Proceedings Article | 14 October 2020
KEYWORDS: Synthetic aperture radar, Speckle, Interference (communication), Stanford Linear Collider, Signal processing, Environmental monitoring, Coherence imaging, Imaging systems, Visualization, Spatial frequencies
SAR raw data are usually oversampled and spectrally weighted along the Fourier-domain processing chain, to avoid Gibbs effects around point targets. During the range and azimuth SAR focusing operations, the use of matched filters, whose frequency responses are smoothed by means of tapering functions, such as Hamming, Taylor, or Kaiser windows, introduces a significant degree of spatial correlation of the noise in the single-look complex 2D signal at the output of the SAR processor.

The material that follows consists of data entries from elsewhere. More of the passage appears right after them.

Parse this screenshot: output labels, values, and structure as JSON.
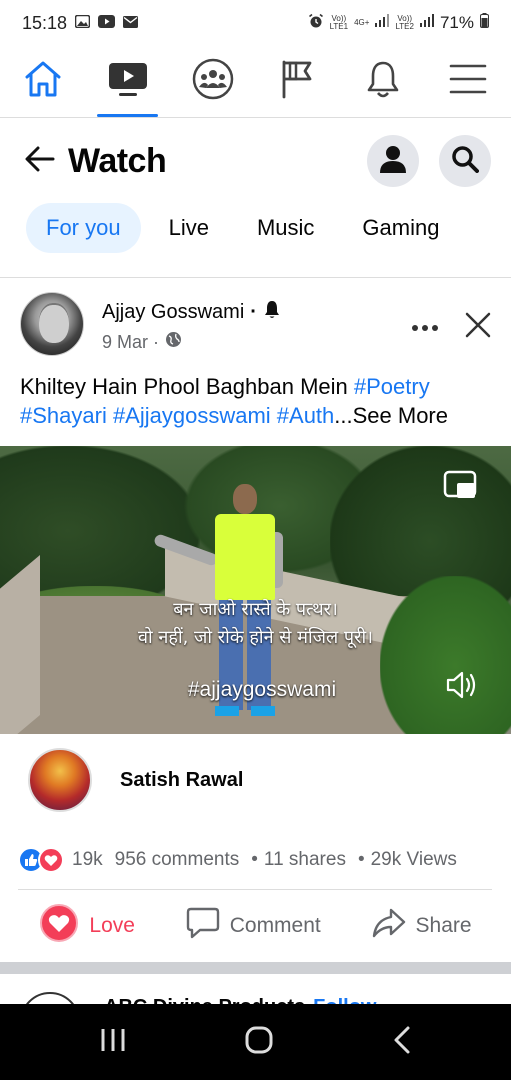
{
  "status_bar": {
    "time": "15:18",
    "sim1": "Vo))\nLTE1",
    "net": "4G+",
    "sim2": "Vo))\nLTE2",
    "battery": "71%"
  },
  "nav": {
    "items": [
      {
        "name": "home-icon"
      },
      {
        "name": "watch-icon",
        "active": true
      },
      {
        "name": "groups-icon"
      },
      {
        "name": "pages-flag-icon"
      },
      {
        "name": "notifications-bell-icon"
      },
      {
        "name": "menu-icon"
      }
    ],
    "accent": "#1877f2"
  },
  "header": {
    "title": "Watch"
  },
  "tabs": [
    {
      "label": "For you",
      "active": true
    },
    {
      "label": "Live"
    },
    {
      "label": "Music"
    },
    {
      "label": "Gaming"
    }
  ],
  "post": {
    "author": "Ajjay Gosswami",
    "date": "9 Mar ·",
    "caption_text": "Khiltey Hain Phool Baghban Mein ",
    "tags_line1": "#Poetry",
    "tags_line2": "#Shayari #Ajjaygosswami #Auth",
    "see_more": "...See More",
    "video": {
      "lyrics_line1": "बन जाओ रास्ते के पत्थर।",
      "lyrics_line2": "वो नहीं, जो रोके होने से मंजिल पूरी।",
      "hashtag": "#ajjaygosswami"
    },
    "commenter": "Satish Rawal",
    "reactions_count": "19k",
    "comments": "956 comments",
    "shares": "11 shares",
    "views": "29k Views",
    "actions": {
      "love": "Love",
      "comment": "Comment",
      "share": "Share"
    }
  },
  "next_post": {
    "author_partial": "ABC Divine Products",
    "follow": "Follow"
  },
  "colors": {
    "love": "#f33e58",
    "link": "#1877f2",
    "secondary_text": "#65676b"
  }
}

In this work, we make use an unsupervised procedure for the spatial decorrelation of fully-developed speckle, originally developed for improving the despeckling performance in the case of single-look SAR images [Lapini et al., 2014]. Now, the goal is evaluating the impact of a preliminary spatial decorrelation of the noise on the accuracy of temporal change detection between two single-look images of the same scene taken at different times. In a likely simulated scenario, we optionally introduce a spatial correlation of the noise in the synthetic complex data by means of a 2D separable Hamming window in the Fourier domain. Then, we remove such a correlation by using the whitening procedure, take the modulus of the SLC images, apply change detection algorithms suitable for detected data, and compare the geometric and radiometric accuracy of the estimated change maps for the three following cases: uncorrelated noise, correlated noise, and decorrelated noise. Several change detection methods are considered: from the simple Log-Ratio operator preceded by despeckling, to more advanced parametric or nonparametric methods based on the Kullback-Leibler divergence [Inglada and Mercier, 2007] or on the mean-shift clustering of the bivariate scatterplot [Aiazzi et al., 2013]. Simulation results show a consistent improvement of performance, notably the geometric accuracy of changes, but also their local extent. The benefits of noise decorrelation are noticeable in experiments carried out on true COSMO-SkyMed images.